Sozialstaat und Findlinge
Schicksale im Sozialstaat beschreibt der 60-jährige Grazer Egon Christian Leitner schon seit Jahren (er hat eine „Sozialstaatsroman“-Trilogie veröffentlicht). Am Freitag tat er es erneut: „Immer im Krieg“erzählt von Sozialhelfern, Hilfeempfängern und der Problematik des Helfens. Wenn Juroren über einen Text hitzig zu streiten anfangen, wie man an Literatur herangehen soll, kann dieser Text so schlecht nicht sein. Das taten sie auch nach der die Jury spaltenden Lesung des Deutschen Matthias Senkel, in der es um einen Findlingskreis auf einer Insel ging.
Und wieder teilte sich die Jury in starkes Lob und starkes Missfallen beim litaneiartigen Text des Schweizers Levin Westermann.

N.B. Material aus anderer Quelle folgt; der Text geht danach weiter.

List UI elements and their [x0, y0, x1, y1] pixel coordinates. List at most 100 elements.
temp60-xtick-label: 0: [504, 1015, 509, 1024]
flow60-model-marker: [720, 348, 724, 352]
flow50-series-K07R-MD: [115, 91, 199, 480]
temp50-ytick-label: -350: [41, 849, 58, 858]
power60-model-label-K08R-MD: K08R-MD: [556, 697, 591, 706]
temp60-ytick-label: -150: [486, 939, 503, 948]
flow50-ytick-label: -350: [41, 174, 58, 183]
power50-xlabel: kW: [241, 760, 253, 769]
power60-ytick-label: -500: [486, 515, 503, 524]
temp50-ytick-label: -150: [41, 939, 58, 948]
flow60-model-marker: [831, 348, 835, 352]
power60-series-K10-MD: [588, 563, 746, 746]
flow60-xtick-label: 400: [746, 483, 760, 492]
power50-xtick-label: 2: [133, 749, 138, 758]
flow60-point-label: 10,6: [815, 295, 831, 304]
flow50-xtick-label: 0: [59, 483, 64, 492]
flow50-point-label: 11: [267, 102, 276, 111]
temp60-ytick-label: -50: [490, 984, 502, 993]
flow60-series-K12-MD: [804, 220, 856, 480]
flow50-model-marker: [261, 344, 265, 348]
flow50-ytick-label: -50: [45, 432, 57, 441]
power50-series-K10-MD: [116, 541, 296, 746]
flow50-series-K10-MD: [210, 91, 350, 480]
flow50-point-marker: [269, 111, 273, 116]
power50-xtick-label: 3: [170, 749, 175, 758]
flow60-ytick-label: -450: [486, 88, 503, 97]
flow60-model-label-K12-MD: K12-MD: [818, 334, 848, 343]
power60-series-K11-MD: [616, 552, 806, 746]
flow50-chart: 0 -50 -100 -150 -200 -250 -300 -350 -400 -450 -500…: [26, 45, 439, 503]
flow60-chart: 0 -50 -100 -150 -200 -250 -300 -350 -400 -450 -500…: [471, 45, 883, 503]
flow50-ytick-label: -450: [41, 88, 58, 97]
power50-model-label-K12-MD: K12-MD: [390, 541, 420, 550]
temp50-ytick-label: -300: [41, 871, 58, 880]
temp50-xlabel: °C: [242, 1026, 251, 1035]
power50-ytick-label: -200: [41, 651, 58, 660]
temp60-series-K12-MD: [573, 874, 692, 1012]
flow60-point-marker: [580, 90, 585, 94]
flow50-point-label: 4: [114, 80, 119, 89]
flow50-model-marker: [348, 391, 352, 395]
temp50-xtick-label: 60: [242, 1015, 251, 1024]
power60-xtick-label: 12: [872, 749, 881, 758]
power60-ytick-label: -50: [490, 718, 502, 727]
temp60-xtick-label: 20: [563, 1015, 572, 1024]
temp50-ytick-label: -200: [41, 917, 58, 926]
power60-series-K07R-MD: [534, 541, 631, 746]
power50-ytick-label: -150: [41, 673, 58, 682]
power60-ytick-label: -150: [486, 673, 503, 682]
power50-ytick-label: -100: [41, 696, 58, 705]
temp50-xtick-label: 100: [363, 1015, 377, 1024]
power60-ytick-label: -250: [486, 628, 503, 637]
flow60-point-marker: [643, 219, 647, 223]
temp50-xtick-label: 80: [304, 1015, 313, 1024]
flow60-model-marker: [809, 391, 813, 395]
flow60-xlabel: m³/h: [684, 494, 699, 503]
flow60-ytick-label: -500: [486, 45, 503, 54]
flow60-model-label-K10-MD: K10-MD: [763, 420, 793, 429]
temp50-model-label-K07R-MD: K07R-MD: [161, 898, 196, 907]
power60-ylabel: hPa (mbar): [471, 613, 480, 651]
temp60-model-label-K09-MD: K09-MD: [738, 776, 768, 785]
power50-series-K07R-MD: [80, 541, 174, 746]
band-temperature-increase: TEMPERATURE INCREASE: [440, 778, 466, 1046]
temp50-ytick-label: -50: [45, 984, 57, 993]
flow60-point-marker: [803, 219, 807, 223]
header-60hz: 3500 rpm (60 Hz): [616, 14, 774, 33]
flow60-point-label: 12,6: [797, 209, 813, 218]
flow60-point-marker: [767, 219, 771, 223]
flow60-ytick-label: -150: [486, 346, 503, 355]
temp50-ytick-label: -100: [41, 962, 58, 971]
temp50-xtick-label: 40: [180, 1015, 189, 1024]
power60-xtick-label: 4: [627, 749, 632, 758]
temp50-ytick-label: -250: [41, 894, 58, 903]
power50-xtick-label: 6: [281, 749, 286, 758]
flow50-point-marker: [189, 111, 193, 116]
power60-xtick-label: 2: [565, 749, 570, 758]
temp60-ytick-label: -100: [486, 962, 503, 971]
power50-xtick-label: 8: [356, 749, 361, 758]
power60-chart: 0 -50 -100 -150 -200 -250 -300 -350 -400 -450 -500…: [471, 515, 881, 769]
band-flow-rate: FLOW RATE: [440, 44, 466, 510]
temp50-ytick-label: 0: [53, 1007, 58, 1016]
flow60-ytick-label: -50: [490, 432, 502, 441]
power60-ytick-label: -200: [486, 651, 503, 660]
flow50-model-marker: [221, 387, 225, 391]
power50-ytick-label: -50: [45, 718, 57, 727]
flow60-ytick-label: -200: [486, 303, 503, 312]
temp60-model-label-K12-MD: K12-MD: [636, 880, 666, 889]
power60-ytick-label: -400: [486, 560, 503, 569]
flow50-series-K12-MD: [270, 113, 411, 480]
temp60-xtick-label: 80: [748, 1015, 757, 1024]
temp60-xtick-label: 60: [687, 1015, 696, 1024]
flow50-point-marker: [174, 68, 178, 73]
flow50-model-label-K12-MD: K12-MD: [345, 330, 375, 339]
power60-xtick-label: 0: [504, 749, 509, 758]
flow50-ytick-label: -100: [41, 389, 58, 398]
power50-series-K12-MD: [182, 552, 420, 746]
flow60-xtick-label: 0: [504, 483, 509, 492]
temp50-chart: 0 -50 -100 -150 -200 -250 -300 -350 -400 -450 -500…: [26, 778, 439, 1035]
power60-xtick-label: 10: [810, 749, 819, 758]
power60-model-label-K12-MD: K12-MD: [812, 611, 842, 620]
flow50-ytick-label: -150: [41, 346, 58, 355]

Es ist auch kein schlechtes Zeichen, wenn ein Text Juroren dazu treibt, mehr von Emotionen als von Urteilen zu reden, nicht davon, wie ein Text „ist“, sondern wie es ihnen damit ergangen ist. Das gelang am Donnerstag der Tirolerin Carolina Schutti mit „Nadjeschda“. „Machtvoll“fand Insa Wilke die Rede einer Figur nach einem Unfall in einer (psychiatrischen?) Klinik. Klaus Kastberger machte es nervös: „Muss jeder Blutstropfen gezählt werden?“Am ehesten beeindruckt war die Jury am Donnerstag von Lisa Krusches „Für bestimmte Welten kämpfen und gegen andere“– über eine Judith genannte Frau in einer postapokalyptischen (Computer-)Welt voller Bots und Avatare.
Wenig Gnade fand am Donnerstag die Deutsche Jasmin Ramadan mit „Ü“über einen Mann, der Frauen schlecht behandelt, damit sie ihn verlassen. Kaum besser ging es ihrem Landsmann Leonhard Hieronymi, der in „Über uns, Luzifer“von Ovid und verwöhnten Gegenwartskindern erzählt. Zurückhaltend kritisch bis anerkennend urteilte die Jury über „Kuzushi“des Österreichers Jörg Piringer. Man fühlte sich nicht kompetent: Der Autor arbeitet mit poetischer Software und hat auch eine vom Computer geschriebene Passage in den Text integriert.
Zu sehen sind die 44. Tage der deutschsprachigen Literatur auf 3sat und per Streaming (bachmannpreis.orf.at). Am Samstag wird noch gelesen, am Sonntagnachmittag findet die Preisverleihung statt.